Replacement task and recovery

ECS replaces the stopped task to meet the configured desired task count.

  1. The old task went into deprovisioning and eventually stopped.

Deprovisioning

  1. ECS launched a new task for the same service a couple of minutes later.

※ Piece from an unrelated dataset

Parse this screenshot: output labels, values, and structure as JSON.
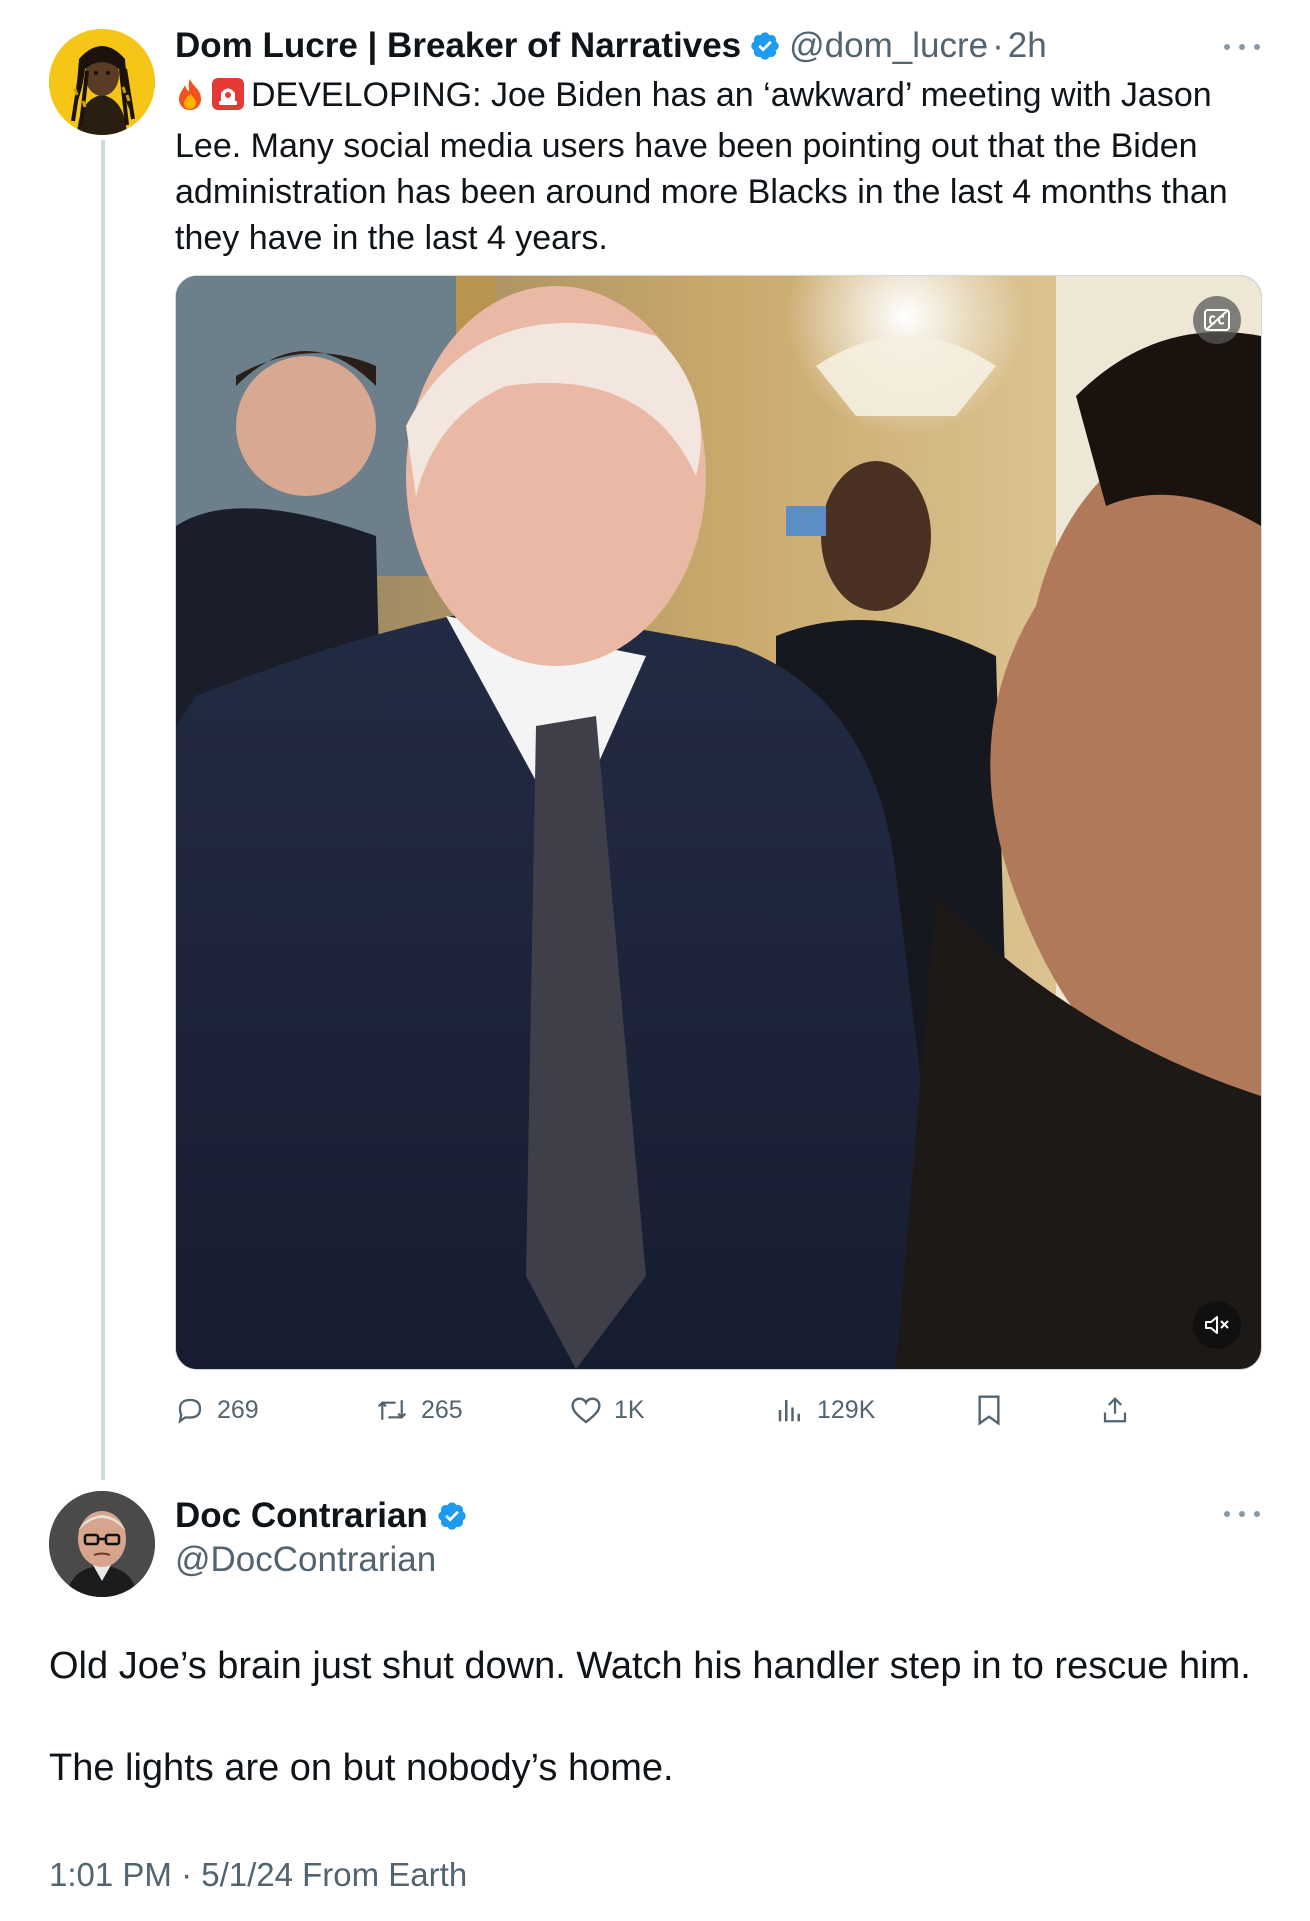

Provisioning 3. On startup, the new broker instance:

  • Acquired the S3 lease for the same logical node with a new version (v2).
  • Copied the previous data directory into a fresh v2 directory (versioned data layout).
March 25, 2026, 10:36
[2026-03-25 09:36:27.555] [main] INFO io.camunda.zeebe.dynamic.nodeid.fs.VersionedNodeIdBasedDataDirectoryProvider - Initializing data directory /usr/local/camunda/data/node-1/v2 by copying from /usr/local/camunda/data/node-1/v1
orchestration-cluster
March 25, 2026, 10:36
[2026-03-25 09:36:27.037] [main] WARN io.camunda.configuration.beanoverrides.BrokerBasedPropertiesOverride - The following legacy property is no longer supported and should be removed in favor of 'camunda.data.exporters': zeebe.broker.exporters
orchestration-cluster
March 25, 2026, 10:36
[2026-03-25 09:36:26.979] [main] WARN io.camunda.configuration.UnifiedConfigurationHelper - The following legacy configuration properties should be removed in favor of 'camunda.data.primary-storage.directory': zeebe.broker.data.directory
orchestration-cluster
March 25, 2026, 10:36
[2026-03-25 09:36:26.912] [NodeIdProvider] INFO io.camunda.zeebe.dynamic.nodeid.RepositoryNodeIdProvider - Acquired lease w/ nodeId=NodeInstance[id=1, version=Version[version=2]]. Initialized[metadata=Metadata[task=Optional[5228b3d3-7cde-4365-b4c5-7afd0ae094cd], version=Version[version=2], acquirable=true], lease=Lease[taskId=5228b3d3-7cde-4365-b4c5-7afd0ae094cd, timestamp=1774431401724, nodeInstance=NodeInstance[id=1, version=Version[version=2]], knownVersionMappings=VersionMappings[mappingsByNodeId={1=Version[version=2]}]], eTag="9f0c6e1c2a92bbaa1fde872e1d545e05"]
orchestration-cluster

The new task becomes healthy and the orchestration cluster service is now fully healthy.

Recovered

What we learned

This first experiment validated that:

  • S3-based leases behave correctly under node loss: when a task is killed, the broker releases its lease, and a new task can safely acquire a new versioned lease.
  • Graceful shutdown still happens under forced task stop: even though we stopped the task from the ECS console, the broker had enough time to drain and shut down its internal components cleanly.
  • Replace task becomes healthy: the replacement task comes up, reuses the data via a new versioned directory, and rejoins the cluster without any issues.